Seems almost like a commentary from Clayton E. Cramer, but instead it's a law review article from the Columbia Law Review.
Volokh comments on this here:
None of this analysis applies to guns. Possessing guns is traditionally legal. Guns do serve the self-defense value that the Court has found to be embodied in the Second Amendment. And, Heller held, ordinary guns are at the core of “arms,” not on the margin.
Even carrying guns in public places is traditionally legal (though often with license requirements), and serves the constitutional value of armed self-defense. But I need not rely on that: The premise of the Court’s obscenity decisions is that obscenity lacks constitutional value without regard to the place in which it may be present, though it may not be suppressed via intrusions into the home. That premise does not extend to private gun ownership under Heller.
And naturally Guns as Smut’s unsound premise leads to unsound results. If guns were really like obscenity, the government would be free to ban the buying of guns and not just their public possession. Guns as Smut’s conclusion indeed suggests that it “remain[s] unresolved” whether the government could “so restrict the commercial availability of guns that only guns in situ in the home, or those made by enterprising amateur gunsmiths, would be beyond regulation”; the Article’s interpretation of Heller “will not, and cannot, provide [an] answer” to that question.
Yet Heller expressly holds that the Second Amendment secures an individual right to possess handguns “for the core lawful purpose of self-defense.” Whatever such a right might mean, it must include the right to accomplish that core lawful purpose by acquiring the handgun. No sensible interpretation of Heller can leave the status of that right “unresolved.” And no sensible analogy between the Second and First Amendments can analogize typical privately owned arms to material that the Court has expressly held lacks First Amendment value.

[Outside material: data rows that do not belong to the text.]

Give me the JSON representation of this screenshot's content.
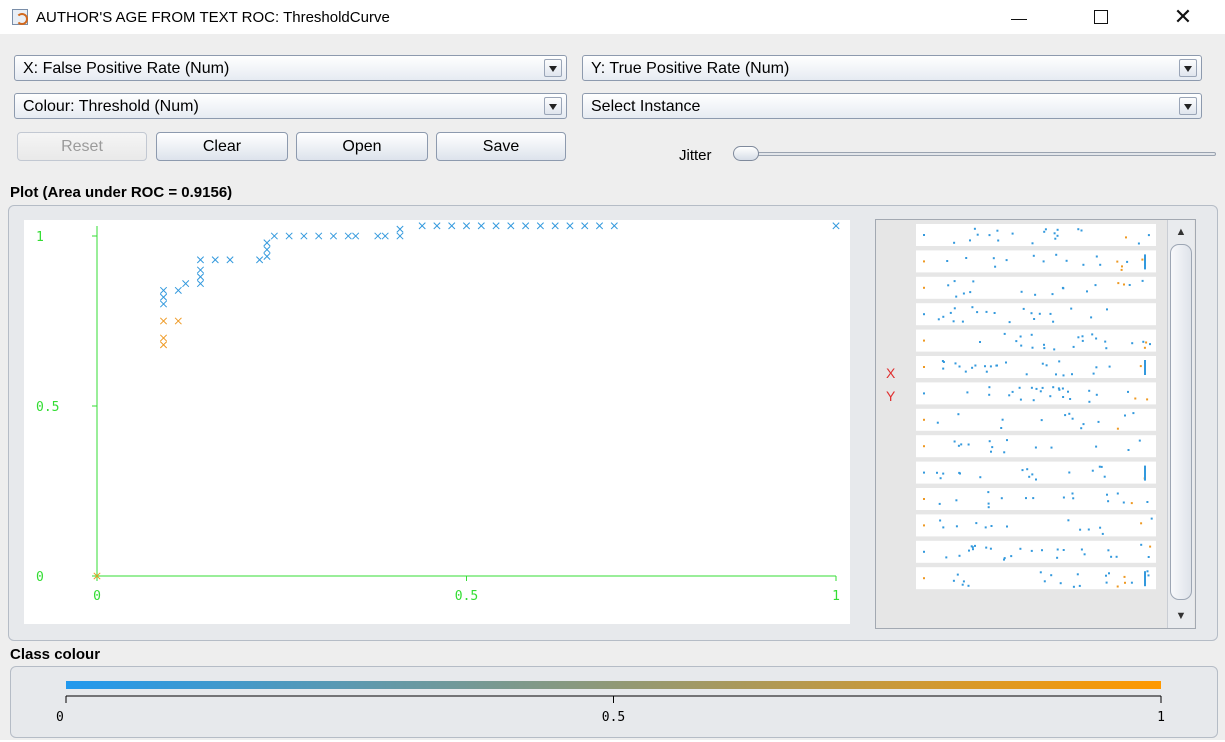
{
  "window": {
    "title": "AUTHOR'S AGE FROM TEXT ROC: ThresholdCurve",
    "controls": {
      "minimize": "—",
      "maximize": "☐",
      "close": "✕"
    }
  },
  "controls": {
    "x_axis_select": "X: False Positive Rate (Num)",
    "y_axis_select": "Y: True Positive Rate (Num)",
    "colour_select": "Colour: Threshold (Num)",
    "instance_select": "Select Instance",
    "buttons": {
      "reset": "Reset",
      "clear": "Clear",
      "open": "Open",
      "save": "Save"
    },
    "jitter_label": "Jitter",
    "jitter_value": 0
  },
  "plot": {
    "title": "Plot (Area under ROC = 0.9156)",
    "axis_color": "#33dd33",
    "marker": "x"
  },
  "chart_data": {
    "type": "scatter",
    "title": "Plot (Area under ROC = 0.9156)",
    "xlabel": "",
    "ylabel": "",
    "xlim": [
      0,
      1
    ],
    "ylim": [
      0,
      1
    ],
    "x_ticks": [
      "0",
      "0.5",
      "1"
    ],
    "y_ticks": [
      "0",
      "0.5",
      "1"
    ],
    "grid": false,
    "series": [
      {
        "color": "#3399dd",
        "points": [
          [
            0.09,
            0.8
          ],
          [
            0.09,
            0.82
          ],
          [
            0.09,
            0.84
          ],
          [
            0.11,
            0.84
          ],
          [
            0.12,
            0.86
          ],
          [
            0.14,
            0.86
          ],
          [
            0.14,
            0.88
          ],
          [
            0.14,
            0.9
          ],
          [
            0.14,
            0.93
          ],
          [
            0.16,
            0.93
          ],
          [
            0.18,
            0.93
          ],
          [
            0.22,
            0.93
          ],
          [
            0.23,
            0.94
          ],
          [
            0.23,
            0.96
          ],
          [
            0.23,
            0.98
          ],
          [
            0.24,
            1.0
          ],
          [
            0.26,
            1.0
          ],
          [
            0.28,
            1.0
          ],
          [
            0.3,
            1.0
          ],
          [
            0.32,
            1.0
          ],
          [
            0.34,
            1.0
          ],
          [
            0.35,
            1.0
          ],
          [
            0.38,
            1.0
          ],
          [
            0.39,
            1.0
          ],
          [
            0.41,
            1.0
          ],
          [
            0.41,
            1.02
          ],
          [
            0.44,
            1.03
          ],
          [
            0.46,
            1.03
          ],
          [
            0.48,
            1.03
          ],
          [
            0.5,
            1.03
          ],
          [
            0.52,
            1.03
          ],
          [
            0.54,
            1.03
          ],
          [
            0.56,
            1.03
          ],
          [
            0.58,
            1.03
          ],
          [
            0.6,
            1.03
          ],
          [
            0.62,
            1.03
          ],
          [
            0.64,
            1.03
          ],
          [
            0.66,
            1.03
          ],
          [
            0.68,
            1.03
          ],
          [
            0.7,
            1.03
          ],
          [
            1.0,
            1.03
          ]
        ]
      },
      {
        "color": "#ee9922",
        "points": [
          [
            0.09,
            0.68
          ],
          [
            0.09,
            0.7
          ],
          [
            0.09,
            0.75
          ],
          [
            0.11,
            0.75
          ],
          [
            0.0,
            0.0
          ]
        ]
      }
    ]
  },
  "matrix": {
    "x_marker": "X",
    "y_marker": "Y",
    "row_count": 14,
    "scroll_up": "▲",
    "scroll_down": "▼"
  },
  "class_colour": {
    "label": "Class colour",
    "tick_labels": [
      "0",
      "0.5",
      "1"
    ],
    "gradient_start": "#2299ee",
    "gradient_end": "#ff9900"
  }
}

Guns as Smut also argues that “the presence of a gun in public has the effect of chilling or distorting . . . public deliberation and interchange. . . . [E]veryone is deterred from free-flowing democratic deliberation if each person risks violence from a particularly sensitive fellow-citizen who might take offense.”
This is an intriguing speculation. One could also engage in the intriguing rival speculation that people’s ability to defend themselves may support public interchange, by assuring minority speakers that they can protect themselves against violent suppression. Private gun ownership was sometimes used this way during the civil rights era.
But fortunately we don’t need speculation; we have ample experience. In Vermont, people have long been free to carry concealed weapons without a license. In New Hampshire and the state of Washington, law-abiding adults have been legally entitled to concealed carry licenses for over 50 years. Today, law-abiding adults can get such licenses in all states except California, Delaware, Hawaii, Illinois, Maryland, Massachusetts, New Jersey, New York, Rhode Island, and Wisconsin. In many states, such as Arizona, Delaware, and Maine, law-abiding adults may carry guns openly, even without licenses.
Is public debate on balance especially inhibited in any of these categories of states? Is speech in Arizona, Vermont, and Washington less free than in Hawaii, Maryland, or New York, which try to limit the supposed “smut” of guns to the home? I know of no evidence for this, and Guns as Smut doesn’t point toany.